Page:T. Corneille - Poèmes dramatiques, tome 3, 1748.djvu/181

Cette page n’a pas encore été corrigée

À la vengeance en vain le devoir vous entraîne,
Ce titre malgré vous suspendra votre haine,
Et ce devoir confus va craindre à l’avenir
De faire un parricide à l’en vouloir punir.
C’en seroit un sans doute, et je vois sans me plaindre
Qu’innocent ou coupable, il n’ait plus rien à craindre,
Mais fussent vos transports encor plus éclatants,
Qui n’a plus à punir ne peut haïr longtemps.
Ainsi, Madame, ainsi sa victoire est certaine,
Il saura vous réduire à perdre votre haine,
Et son heureux triomphe augmentant chaque jour,
S’il n’a plus votre haine, aurai-je votre amour ?
Non, non, j’en crois en vain posséder l’avantage,
Vos scrupules voudront en faire son partage,
Et s’ils tiennent jamais votre courroux borné,
Vous lui devrez ce cœur que vous m’avez donné.
Déjà, déjà sans doute, encore qu’on me le cache,
De ce triste devoir la rigueur me l’arrache,
C’en est fait, je le perds, et toutefois, hélas !
J’aurois bien mérité de ne le perdre pas.
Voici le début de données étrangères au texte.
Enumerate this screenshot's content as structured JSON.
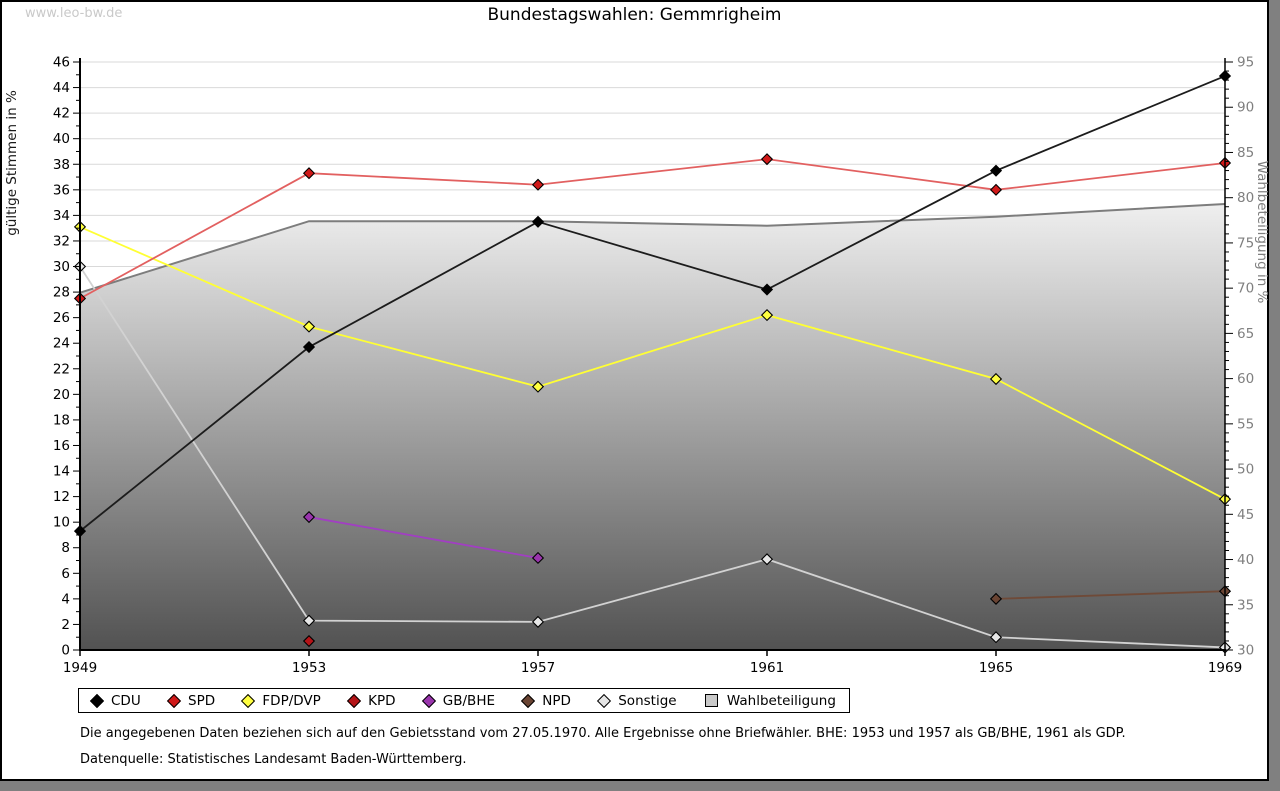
{
  "page": {
    "watermark": "www.leo-bw.de",
    "title": "Bundestagswahlen: Gemmrigheim",
    "footnote": "Die angegebenen Daten beziehen sich auf den Gebietsstand vom 27.05.1970. Alle Ergebnisse ohne Briefwähler. BHE: 1953 und 1957 als GB/BHE, 1961 als GDP.",
    "source": "Datenquelle: Statistisches Landesamt Baden-Württemberg."
  },
  "colors": {
    "grid": "#d9d9d9",
    "axis": "#000000",
    "right_axis_text": "#7f7f7f",
    "area_top": "#efefef",
    "area_bottom": "#525252",
    "watermark": "#c9c9c9",
    "page_border": "#000000",
    "outer_edge": "#808080"
  },
  "chart_data": {
    "type": "line",
    "title": "Bundestagswahlen: Gemmrigheim",
    "x_categories": [
      "1949",
      "1953",
      "1957",
      "1961",
      "1965",
      "1969"
    ],
    "left_axis": {
      "label": "gültige Stimmen in %",
      "min": 0,
      "max": 46,
      "major_step": 2,
      "minor_step": 1
    },
    "right_axis": {
      "label": "Wahlbeteiligung in %",
      "min": 30,
      "max": 95,
      "major_step": 5,
      "minor_step": 1
    },
    "grid": true,
    "legend_position": "bottom",
    "series": [
      {
        "name": "CDU",
        "axis": "left",
        "marker": "diamond",
        "color": "#000000",
        "line_color": "#1c1c1c",
        "values": [
          9.3,
          23.7,
          33.5,
          28.2,
          37.5,
          44.9
        ]
      },
      {
        "name": "SPD",
        "axis": "left",
        "marker": "diamond",
        "color": "#d11919",
        "line_color": "#e26060",
        "values": [
          27.5,
          37.3,
          36.4,
          38.4,
          36.0,
          38.1
        ]
      },
      {
        "name": "FDP/DVP",
        "axis": "left",
        "marker": "diamond",
        "color": "#ffff40",
        "line_color": "#ffff33",
        "values": [
          33.1,
          25.3,
          20.6,
          26.2,
          21.2,
          11.8
        ]
      },
      {
        "name": "KPD",
        "axis": "left",
        "marker": "diamond",
        "color": "#b51418",
        "line_color": "#c24444",
        "values": [
          null,
          0.7,
          null,
          null,
          null,
          null
        ]
      },
      {
        "name": "GB/BHE",
        "axis": "left",
        "marker": "diamond",
        "color": "#9a35ad",
        "line_color": "#a13fc2",
        "values": [
          null,
          10.4,
          7.2,
          null,
          null,
          null
        ]
      },
      {
        "name": "NPD",
        "axis": "left",
        "marker": "diamond",
        "color": "#6a4433",
        "line_color": "#6f4a38",
        "values": [
          null,
          null,
          null,
          null,
          4.0,
          4.6
        ]
      },
      {
        "name": "Sonstige",
        "axis": "left",
        "marker": "diamond",
        "color": "#e6e6e6",
        "line_color": "#d2d2d2",
        "values": [
          30.0,
          2.3,
          2.2,
          7.1,
          1.0,
          0.2
        ]
      },
      {
        "name": "Wahlbeteiligung",
        "axis": "right",
        "marker": "square",
        "area": true,
        "color": "#c9c9c9",
        "line_color": "#7d7d7d",
        "values": [
          69.5,
          77.4,
          77.4,
          76.9,
          77.9,
          79.3
        ]
      }
    ]
  }
}
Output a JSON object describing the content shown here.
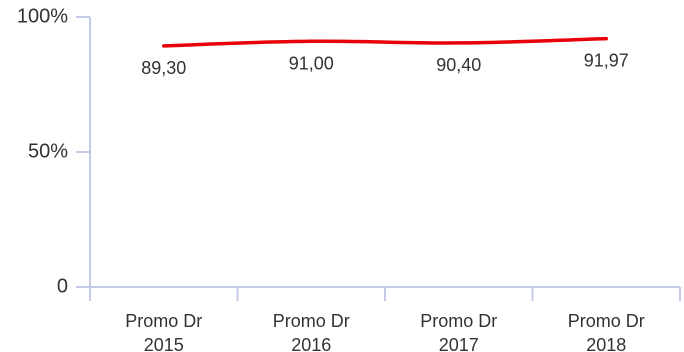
{
  "chart_data": {
    "type": "line",
    "categories": [
      [
        "Promo Dr",
        "2015"
      ],
      [
        "Promo Dr",
        "2016"
      ],
      [
        "Promo Dr",
        "2017"
      ],
      [
        "Promo Dr",
        "2018"
      ]
    ],
    "series": [
      {
        "values": [
          89.3,
          91.0,
          90.4,
          91.97
        ],
        "data_labels": [
          "89,30",
          "91,00",
          "90,40",
          "91,97"
        ],
        "color": "#e8000b"
      }
    ],
    "y_ticks": [
      {
        "value": 0,
        "label": "0"
      },
      {
        "value": 50,
        "label": "50%"
      },
      {
        "value": 100,
        "label": "100%"
      }
    ],
    "ylim": [
      0,
      100
    ],
    "grid": false,
    "legend": "none",
    "axis_color": "#c5cbe6"
  }
}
Pour m’imposer l’horreur d’une peine semblable
Le crime n’est pas grand de n’être point coupable,
Et peut-être jamais tant de sévérité
N’a puni le refus d’une infidélité.
Mais je me plains à tort d’un si rude supplice,
Puisqu’il vous met au trône, il est plein de justice,
Jouissez des douceurs d’un si glorieux sort,
Le prix en est léger s’il ne faut que ma mort.
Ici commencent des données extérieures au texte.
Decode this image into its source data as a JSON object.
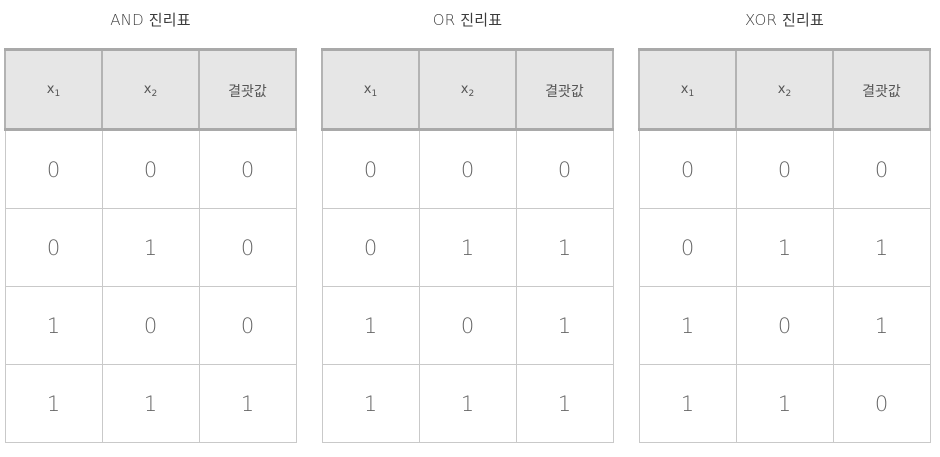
{
  "column_headers": {
    "x1_base": "x",
    "x1_sub": "1",
    "x2_base": "x",
    "x2_sub": "2",
    "result": "결괏값"
  },
  "tables": [
    {
      "title": "AND 진리표",
      "rows": [
        [
          "0",
          "0",
          "0"
        ],
        [
          "0",
          "1",
          "0"
        ],
        [
          "1",
          "0",
          "0"
        ],
        [
          "1",
          "1",
          "1"
        ]
      ]
    },
    {
      "title": "OR 진리표",
      "rows": [
        [
          "0",
          "0",
          "0"
        ],
        [
          "0",
          "1",
          "1"
        ],
        [
          "1",
          "0",
          "1"
        ],
        [
          "1",
          "1",
          "1"
        ]
      ]
    },
    {
      "title": "XOR 진리표",
      "rows": [
        [
          "0",
          "0",
          "0"
        ],
        [
          "0",
          "1",
          "1"
        ],
        [
          "1",
          "0",
          "1"
        ],
        [
          "1",
          "1",
          "0"
        ]
      ]
    }
  ]
}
Elle est, elle est trop due à ce feu téméraire
Dont l’orgueil à ma Reine eut l’audace de plaire.
Pour effacer l’affront qu’il vous a fait souffrir,
C’est à vous de régner, c’est à moi de mourir.
J’y cours, j’y cours, Madame, et ma rage secrète
Vous va mettre en état de régner satisfaite,
Heureux, s’il m’est permis, pour tromper mes malheurs,
De vous dire en mourant, c’est pour vous que je meurs.